Prosecutors in the court martial rested their case Tuesday after calling nearly 90 witnesses over two weeks.
Earlier on Tuesday, the court heard a statement from retired Fort Hood police officer Mark Todd. Todd was one of two civilian police officers to respond to the shooting rampage.
Todd said he arrived with fellow officer Kimberly Munley. They spotted Hasan and ordered him to drop his weapon. Hasan fired and then fled.
Todd chased Hasan and remembers seeing a gunfight between Munley and the shooter. Todd said Hasan shot Munley and then charged towards her. At that point, Todd said he again ordered Hasan to stop, which is when Hasan fired at Todd. Todd fired back, hitting Hasan and knocking him to the floor.
The court also heard from Maj. Anthony Bonfiglio, a soldier who at the time was going through his psychiatry residency at Walter Reed Hospital in Maryland. Bonfiglio said that Hasan had wanted to apply for a two-year fellowship to avoid deployment.

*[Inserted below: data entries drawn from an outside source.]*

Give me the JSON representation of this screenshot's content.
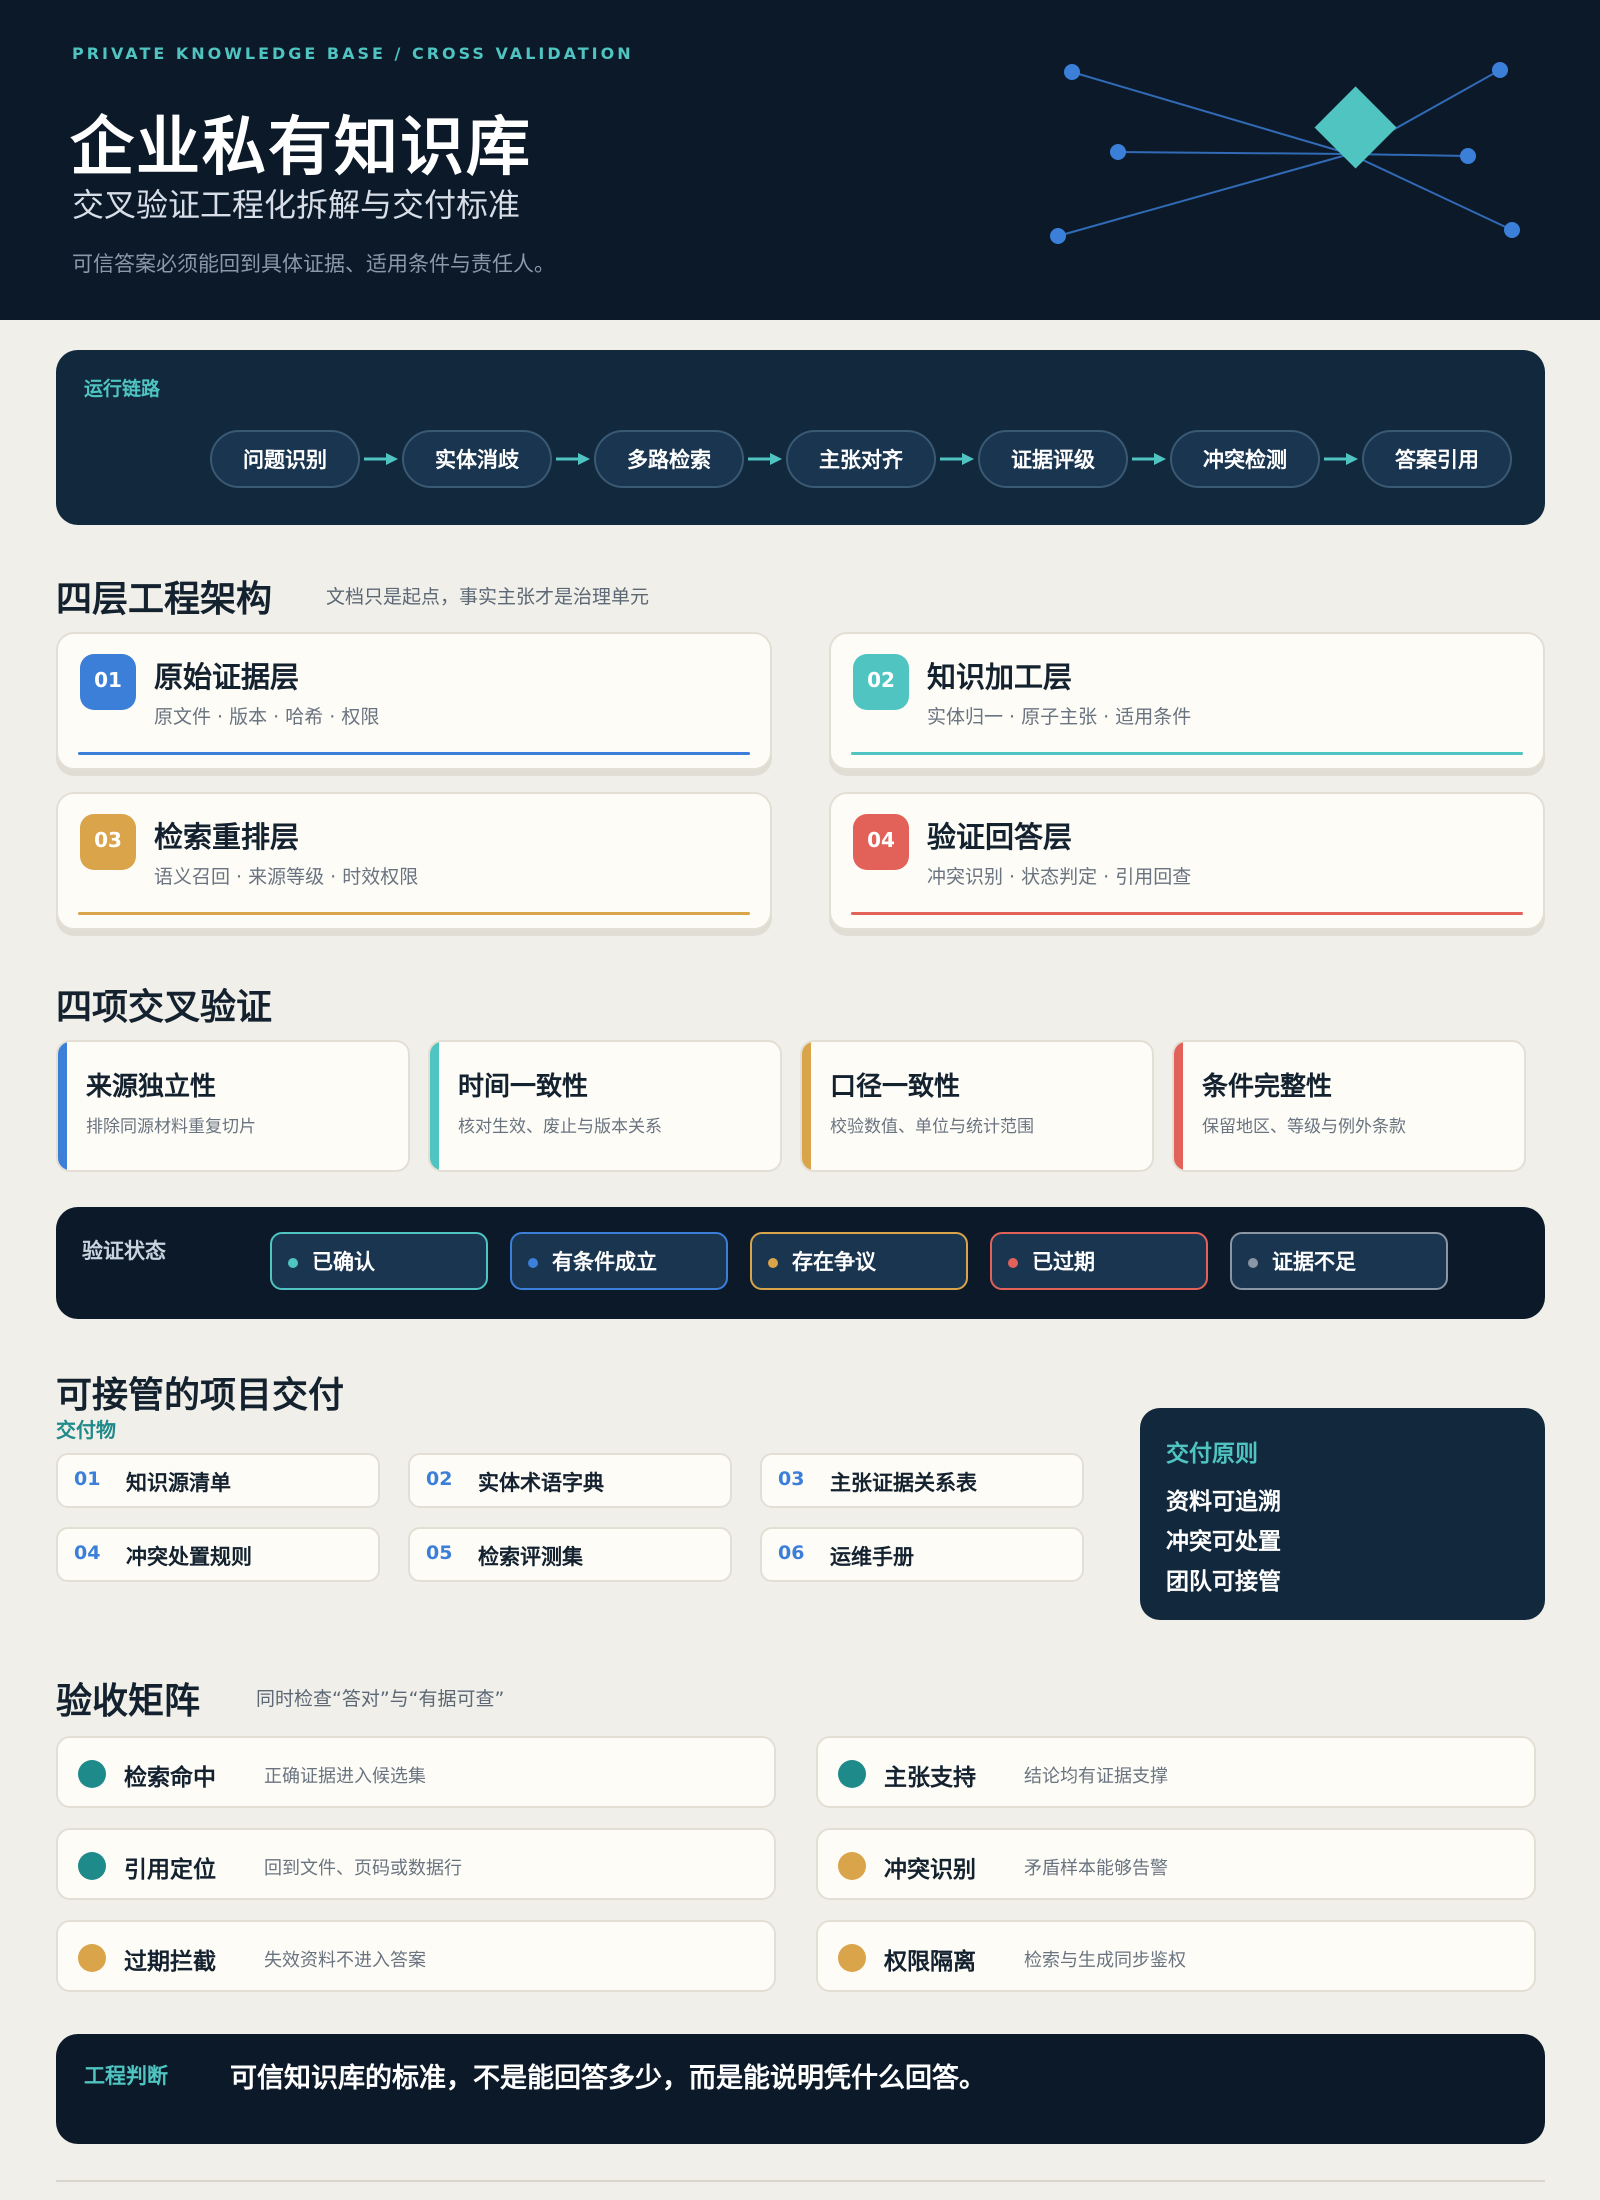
{
  "colors": {
    "navy": "#0b1929",
    "panel": "#12283d",
    "teal": "#4fc4c0",
    "blue": "#3b7fd9",
    "amber": "#d9a44a",
    "coral": "#e2625a",
    "gray": "#8a96a3",
    "deep_teal": "#1f8a8a"
  },
  "hero": {
    "eyebrow": "PRIVATE KNOWLEDGE BASE / CROSS VALIDATION",
    "title": "企业私有知识库",
    "subtitle": "交叉验证工程化拆解与交付标准",
    "tagline": "可信答案必须能回到具体证据、适用条件与责任人。"
  },
  "pipeline": {
    "label": "运行链路",
    "steps": [
      "问题识别",
      "实体消歧",
      "多路检索",
      "主张对齐",
      "证据评级",
      "冲突检测",
      "答案引用"
    ]
  },
  "layers": {
    "title": "四层工程架构",
    "subtitle": "文档只是起点，事实主张才是治理单元",
    "items": [
      {
        "num": "01",
        "title": "原始证据层",
        "desc": "原文件 · 版本 · 哈希 · 权限",
        "color": "#3b7fd9"
      },
      {
        "num": "02",
        "title": "知识加工层",
        "desc": "实体归一 · 原子主张 · 适用条件",
        "color": "#4fc4c0"
      },
      {
        "num": "03",
        "title": "检索重排层",
        "desc": "语义召回 · 来源等级 · 时效权限",
        "color": "#d9a44a"
      },
      {
        "num": "04",
        "title": "验证回答层",
        "desc": "冲突识别 · 状态判定 · 引用回查",
        "color": "#e2625a"
      }
    ]
  },
  "checks": {
    "title": "四项交叉验证",
    "items": [
      {
        "title": "来源独立性",
        "desc": "排除同源材料重复切片",
        "color": "#3b7fd9"
      },
      {
        "title": "时间一致性",
        "desc": "核对生效、废止与版本关系",
        "color": "#4fc4c0"
      },
      {
        "title": "口径一致性",
        "desc": "校验数值、单位与统计范围",
        "color": "#d9a44a"
      },
      {
        "title": "条件完整性",
        "desc": "保留地区、等级与例外条款",
        "color": "#e2625a"
      }
    ]
  },
  "status": {
    "label": "验证状态",
    "items": [
      {
        "text": "已确认",
        "color": "#4fc4c0"
      },
      {
        "text": "有条件成立",
        "color": "#3b7fd9"
      },
      {
        "text": "存在争议",
        "color": "#d9a44a"
      },
      {
        "text": "已过期",
        "color": "#e2625a"
      },
      {
        "text": "证据不足",
        "color": "#8a96a3"
      }
    ]
  },
  "delivery": {
    "title": "可接管的项目交付",
    "label": "交付物",
    "items": [
      {
        "num": "01",
        "text": "知识源清单"
      },
      {
        "num": "02",
        "text": "实体术语字典"
      },
      {
        "num": "03",
        "text": "主张证据关系表"
      },
      {
        "num": "04",
        "text": "冲突处置规则"
      },
      {
        "num": "05",
        "text": "检索评测集"
      },
      {
        "num": "06",
        "text": "运维手册"
      }
    ],
    "principle": {
      "title": "交付原则",
      "items": [
        "资料可追溯",
        "冲突可处置",
        "团队可接管"
      ]
    }
  },
  "acceptance": {
    "title": "验收矩阵",
    "subtitle": "同时检查“答对”与“有据可查”",
    "items": [
      {
        "name": "检索命中",
        "desc": "正确证据进入候选集",
        "color": "#1f8a8a"
      },
      {
        "name": "主张支持",
        "desc": "结论均有证据支撑",
        "color": "#1f8a8a"
      },
      {
        "name": "引用定位",
        "desc": "回到文件、页码或数据行",
        "color": "#1f8a8a"
      },
      {
        "name": "冲突识别",
        "desc": "矛盾样本能够告警",
        "color": "#d9a44a"
      },
      {
        "name": "过期拦截",
        "desc": "失效资料不进入答案",
        "color": "#d9a44a"
      },
      {
        "name": "权限隔离",
        "desc": "检索与生成同步鉴权",
        "color": "#d9a44a"
      }
    ]
  },
  "judgment": {
    "label": "工程判断",
    "text": "可信知识库的标准，不是能回答多少，而是能说明凭什么回答。"
  }
}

Having worked with Hasan at the Darnall Army Medical Center, Dr. Tonya Kozminski also testified Tuesday morning. She recalled a conversation she had with the defendant in which Hasan said that if they deploy him overseas, “they will pay.”
Outside of the courtroom, members of the media are learning more about Hasan’s psychological evaluation following the shooting.
He told the evaluators that he was aware that a college graduation was talking place at Fort Hood the day of the attack. He said that he headed to a crowded auditorium for “more targets,” but decided not open fire because he couldn’t discern which were graduates were soldiers and which were civilians.
Hasan faces the death penalty if convicted.